The studio is listed as a contributor to the Neom project alongside UK studio Adjaye Associates, Austria studios Coop Himmelb(l)au and Delugan Meissl Associated Architects, Italian practices Studio Fuksas and Luca Dini Design and Architecture, and German studio LAVA, at the Zero Gravity Urbanism exhibition that opened today in Venice.
Set within an art gallery on Venice's Grand Canal, the exhibition showcases the upcoming cities being developed as part of the wide Neom development in northwest Saudi Arabia.
The exhibition includes models of The Line – a planned 170-kilometre linear city – as well as the Trojena ski resort, Sindalah island resort and the port city of Oxagon, which is attributed to BIG.
Described as the "world's largest floating structure", the development will be an octagon-shaped port and logistics hub. It is planned to be built on the Red Sea in the far south of the Neom region to connect with ships travelling through the Suez Canal.
The exhibition showed models and visualisations of the distinctive octagonal port. While part of the city will be on land, a large section will be a floating structure protruding into the Red Sea.

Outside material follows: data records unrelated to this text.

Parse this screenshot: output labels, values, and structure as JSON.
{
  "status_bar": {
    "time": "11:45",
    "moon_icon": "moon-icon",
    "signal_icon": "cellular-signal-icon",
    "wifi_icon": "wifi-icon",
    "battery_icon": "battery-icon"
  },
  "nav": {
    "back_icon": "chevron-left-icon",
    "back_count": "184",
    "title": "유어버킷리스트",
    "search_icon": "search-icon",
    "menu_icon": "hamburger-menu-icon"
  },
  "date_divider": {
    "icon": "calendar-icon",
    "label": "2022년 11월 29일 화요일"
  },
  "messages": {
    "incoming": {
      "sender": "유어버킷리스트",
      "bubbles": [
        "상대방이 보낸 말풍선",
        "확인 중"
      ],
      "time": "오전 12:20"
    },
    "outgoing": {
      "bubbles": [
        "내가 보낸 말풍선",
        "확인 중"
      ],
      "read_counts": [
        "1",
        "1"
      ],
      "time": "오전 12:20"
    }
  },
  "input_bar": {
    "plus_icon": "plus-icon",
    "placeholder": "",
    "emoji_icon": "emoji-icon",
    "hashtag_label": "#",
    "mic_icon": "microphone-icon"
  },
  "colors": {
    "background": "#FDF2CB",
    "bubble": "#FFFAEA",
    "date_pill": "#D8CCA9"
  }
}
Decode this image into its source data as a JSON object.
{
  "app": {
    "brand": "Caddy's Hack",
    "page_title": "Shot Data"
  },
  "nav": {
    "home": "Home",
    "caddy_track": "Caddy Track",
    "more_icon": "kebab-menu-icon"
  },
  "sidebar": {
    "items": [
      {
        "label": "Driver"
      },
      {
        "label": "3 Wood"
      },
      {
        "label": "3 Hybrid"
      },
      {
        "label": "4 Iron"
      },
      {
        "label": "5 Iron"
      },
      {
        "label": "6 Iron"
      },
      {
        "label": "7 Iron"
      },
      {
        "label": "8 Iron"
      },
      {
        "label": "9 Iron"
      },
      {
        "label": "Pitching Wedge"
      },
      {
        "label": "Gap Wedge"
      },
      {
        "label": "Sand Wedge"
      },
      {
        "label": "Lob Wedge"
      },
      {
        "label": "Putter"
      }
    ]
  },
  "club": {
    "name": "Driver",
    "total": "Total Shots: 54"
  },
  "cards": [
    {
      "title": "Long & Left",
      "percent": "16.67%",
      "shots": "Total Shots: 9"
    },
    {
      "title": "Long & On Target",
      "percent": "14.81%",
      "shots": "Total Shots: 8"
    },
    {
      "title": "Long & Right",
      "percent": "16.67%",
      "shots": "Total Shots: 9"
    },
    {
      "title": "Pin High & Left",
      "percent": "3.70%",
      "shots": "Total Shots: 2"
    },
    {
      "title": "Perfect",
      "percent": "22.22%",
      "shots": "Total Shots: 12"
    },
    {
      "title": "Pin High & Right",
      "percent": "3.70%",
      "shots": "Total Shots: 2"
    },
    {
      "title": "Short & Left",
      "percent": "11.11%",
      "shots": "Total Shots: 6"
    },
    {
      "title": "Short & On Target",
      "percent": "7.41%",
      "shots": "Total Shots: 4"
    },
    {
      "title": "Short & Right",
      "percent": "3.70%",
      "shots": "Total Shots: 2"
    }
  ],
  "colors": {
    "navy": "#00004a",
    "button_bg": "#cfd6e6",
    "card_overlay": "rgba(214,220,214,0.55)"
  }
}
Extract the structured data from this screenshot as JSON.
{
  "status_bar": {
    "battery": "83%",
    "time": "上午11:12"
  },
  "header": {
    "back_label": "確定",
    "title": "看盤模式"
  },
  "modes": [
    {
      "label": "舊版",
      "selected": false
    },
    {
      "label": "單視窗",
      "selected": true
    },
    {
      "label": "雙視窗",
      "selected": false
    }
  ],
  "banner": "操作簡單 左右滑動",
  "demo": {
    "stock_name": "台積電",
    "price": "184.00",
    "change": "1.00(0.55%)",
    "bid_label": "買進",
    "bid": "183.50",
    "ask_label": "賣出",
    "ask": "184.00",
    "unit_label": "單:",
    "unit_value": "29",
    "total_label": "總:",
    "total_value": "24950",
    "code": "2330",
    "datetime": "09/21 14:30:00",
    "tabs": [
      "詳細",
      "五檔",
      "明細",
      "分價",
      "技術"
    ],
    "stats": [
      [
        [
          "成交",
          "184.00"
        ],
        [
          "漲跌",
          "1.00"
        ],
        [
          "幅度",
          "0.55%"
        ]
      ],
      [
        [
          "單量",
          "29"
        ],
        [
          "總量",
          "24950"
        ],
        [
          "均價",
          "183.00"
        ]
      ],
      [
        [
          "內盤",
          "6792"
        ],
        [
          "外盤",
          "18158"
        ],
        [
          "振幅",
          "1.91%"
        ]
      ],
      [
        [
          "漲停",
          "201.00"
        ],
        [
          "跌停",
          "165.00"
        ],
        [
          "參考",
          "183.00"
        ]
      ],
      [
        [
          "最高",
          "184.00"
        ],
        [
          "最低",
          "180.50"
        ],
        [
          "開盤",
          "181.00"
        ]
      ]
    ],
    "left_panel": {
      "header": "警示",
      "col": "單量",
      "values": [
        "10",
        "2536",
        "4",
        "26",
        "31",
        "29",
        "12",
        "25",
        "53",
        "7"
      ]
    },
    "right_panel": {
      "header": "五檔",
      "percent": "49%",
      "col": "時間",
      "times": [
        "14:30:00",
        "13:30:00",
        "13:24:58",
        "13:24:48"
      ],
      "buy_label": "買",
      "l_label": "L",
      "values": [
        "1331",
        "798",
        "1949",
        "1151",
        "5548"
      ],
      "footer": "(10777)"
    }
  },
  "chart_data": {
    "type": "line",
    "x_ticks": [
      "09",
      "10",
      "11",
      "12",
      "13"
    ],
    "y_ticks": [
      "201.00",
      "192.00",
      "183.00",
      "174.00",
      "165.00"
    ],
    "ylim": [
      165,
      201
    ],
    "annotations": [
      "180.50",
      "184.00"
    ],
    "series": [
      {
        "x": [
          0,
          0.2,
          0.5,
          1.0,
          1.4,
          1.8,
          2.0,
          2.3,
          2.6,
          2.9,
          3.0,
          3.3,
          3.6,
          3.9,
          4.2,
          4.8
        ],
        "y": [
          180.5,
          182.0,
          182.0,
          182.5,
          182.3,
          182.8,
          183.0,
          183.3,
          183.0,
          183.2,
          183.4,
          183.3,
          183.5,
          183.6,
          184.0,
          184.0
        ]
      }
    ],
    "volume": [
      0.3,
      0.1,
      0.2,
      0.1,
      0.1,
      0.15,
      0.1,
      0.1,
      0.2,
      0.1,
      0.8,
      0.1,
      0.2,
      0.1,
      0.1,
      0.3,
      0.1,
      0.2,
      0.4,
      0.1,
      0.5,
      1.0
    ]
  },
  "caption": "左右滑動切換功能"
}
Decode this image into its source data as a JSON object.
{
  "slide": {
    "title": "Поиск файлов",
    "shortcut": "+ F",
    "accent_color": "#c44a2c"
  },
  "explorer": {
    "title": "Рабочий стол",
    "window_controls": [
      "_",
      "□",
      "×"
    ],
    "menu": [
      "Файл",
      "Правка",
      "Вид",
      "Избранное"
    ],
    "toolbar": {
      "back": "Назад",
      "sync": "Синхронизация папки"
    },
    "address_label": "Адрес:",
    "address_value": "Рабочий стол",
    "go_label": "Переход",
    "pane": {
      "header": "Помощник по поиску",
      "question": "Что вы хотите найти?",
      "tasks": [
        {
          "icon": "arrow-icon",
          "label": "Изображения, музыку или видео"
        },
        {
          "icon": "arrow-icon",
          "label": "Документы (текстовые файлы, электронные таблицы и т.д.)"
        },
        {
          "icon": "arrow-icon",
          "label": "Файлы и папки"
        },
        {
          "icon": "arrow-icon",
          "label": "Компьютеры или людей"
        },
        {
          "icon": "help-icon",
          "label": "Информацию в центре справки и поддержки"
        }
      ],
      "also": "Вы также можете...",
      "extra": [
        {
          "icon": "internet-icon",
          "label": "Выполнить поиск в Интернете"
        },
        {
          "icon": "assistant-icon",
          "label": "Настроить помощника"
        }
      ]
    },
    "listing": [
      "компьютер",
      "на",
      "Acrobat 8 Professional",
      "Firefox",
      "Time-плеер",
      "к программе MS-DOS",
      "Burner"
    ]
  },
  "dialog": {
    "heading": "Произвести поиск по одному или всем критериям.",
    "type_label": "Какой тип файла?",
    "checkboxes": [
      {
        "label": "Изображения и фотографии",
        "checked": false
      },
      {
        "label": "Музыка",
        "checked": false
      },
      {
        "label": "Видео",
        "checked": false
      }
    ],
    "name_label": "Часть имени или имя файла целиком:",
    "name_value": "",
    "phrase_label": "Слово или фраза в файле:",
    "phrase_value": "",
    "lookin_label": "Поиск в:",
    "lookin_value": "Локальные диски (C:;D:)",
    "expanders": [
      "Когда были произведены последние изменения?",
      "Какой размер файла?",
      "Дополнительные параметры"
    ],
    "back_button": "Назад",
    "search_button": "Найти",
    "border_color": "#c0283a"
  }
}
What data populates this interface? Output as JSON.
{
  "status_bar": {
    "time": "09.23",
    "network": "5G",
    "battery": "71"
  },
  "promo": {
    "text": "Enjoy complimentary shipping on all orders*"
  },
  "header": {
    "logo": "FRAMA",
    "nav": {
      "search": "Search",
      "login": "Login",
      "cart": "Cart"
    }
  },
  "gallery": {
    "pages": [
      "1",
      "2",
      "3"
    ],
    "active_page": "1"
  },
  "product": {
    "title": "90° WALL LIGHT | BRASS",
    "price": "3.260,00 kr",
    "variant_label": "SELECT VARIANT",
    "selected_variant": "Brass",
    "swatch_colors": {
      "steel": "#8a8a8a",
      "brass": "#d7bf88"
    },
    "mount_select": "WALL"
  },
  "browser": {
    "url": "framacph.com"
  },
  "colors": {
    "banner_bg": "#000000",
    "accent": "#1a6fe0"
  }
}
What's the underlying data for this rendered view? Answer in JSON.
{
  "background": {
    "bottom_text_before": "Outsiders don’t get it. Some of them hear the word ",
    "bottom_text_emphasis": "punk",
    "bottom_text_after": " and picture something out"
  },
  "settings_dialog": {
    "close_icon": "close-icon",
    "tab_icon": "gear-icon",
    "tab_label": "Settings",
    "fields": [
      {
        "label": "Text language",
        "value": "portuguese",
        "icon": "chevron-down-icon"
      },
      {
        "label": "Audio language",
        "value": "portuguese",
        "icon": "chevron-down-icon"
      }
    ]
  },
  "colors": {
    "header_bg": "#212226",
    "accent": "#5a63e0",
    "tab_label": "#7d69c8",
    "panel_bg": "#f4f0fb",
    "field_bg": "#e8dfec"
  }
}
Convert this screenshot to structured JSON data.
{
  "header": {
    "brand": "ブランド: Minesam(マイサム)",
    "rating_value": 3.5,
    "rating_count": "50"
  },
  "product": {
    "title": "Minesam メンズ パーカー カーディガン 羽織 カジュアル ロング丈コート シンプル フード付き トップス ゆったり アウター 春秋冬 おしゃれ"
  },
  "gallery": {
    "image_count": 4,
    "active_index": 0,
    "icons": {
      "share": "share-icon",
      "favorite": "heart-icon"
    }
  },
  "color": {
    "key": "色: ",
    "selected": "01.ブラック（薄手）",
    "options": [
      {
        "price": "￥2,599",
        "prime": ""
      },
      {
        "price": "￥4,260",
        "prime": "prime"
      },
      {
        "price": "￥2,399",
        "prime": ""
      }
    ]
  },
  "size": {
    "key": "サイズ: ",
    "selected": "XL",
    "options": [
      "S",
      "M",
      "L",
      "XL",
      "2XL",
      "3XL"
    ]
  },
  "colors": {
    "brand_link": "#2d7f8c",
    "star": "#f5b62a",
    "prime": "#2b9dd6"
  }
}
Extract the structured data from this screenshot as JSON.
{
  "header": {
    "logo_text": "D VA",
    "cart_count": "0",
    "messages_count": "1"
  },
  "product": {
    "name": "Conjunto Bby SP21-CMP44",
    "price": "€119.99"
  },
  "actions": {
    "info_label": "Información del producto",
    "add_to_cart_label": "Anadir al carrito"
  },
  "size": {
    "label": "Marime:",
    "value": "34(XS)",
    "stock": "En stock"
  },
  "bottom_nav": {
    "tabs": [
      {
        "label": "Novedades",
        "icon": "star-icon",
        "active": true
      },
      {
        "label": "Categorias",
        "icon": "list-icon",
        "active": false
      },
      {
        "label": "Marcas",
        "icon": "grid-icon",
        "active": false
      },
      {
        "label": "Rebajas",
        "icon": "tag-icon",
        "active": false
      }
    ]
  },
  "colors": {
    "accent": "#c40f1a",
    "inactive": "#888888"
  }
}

Neom's developers claim that this off-shore section, which will be arranged around water-filled squares connected by small canals, will become the "world's largest floating structure" when it is completed.
Along with shipping facilities, the development will contain a cruise terminal and oceanographic research centre.
Oxagon is one of 10 regions that make up the controversial Neom project.
It also includes a luxury island designed by Luca Dini Design and Architecture, a ski resort designed by Zaha Hadid Architects, UNStudio, Aedas, LAVA and Bureau Proberts and a 170-kilometre-long city named The Line.
We recently created a guide to Neom, which has been criticised on both sustainability and human rights grounds. Human rights organisation ALQST has reported that three members of the Huwaitat tribe, who are believed to have criticised displacements connected to Neom, have been sentenced to death.
Early this month UN Human Rights Council experts "expressed alarm" over the imminent executions.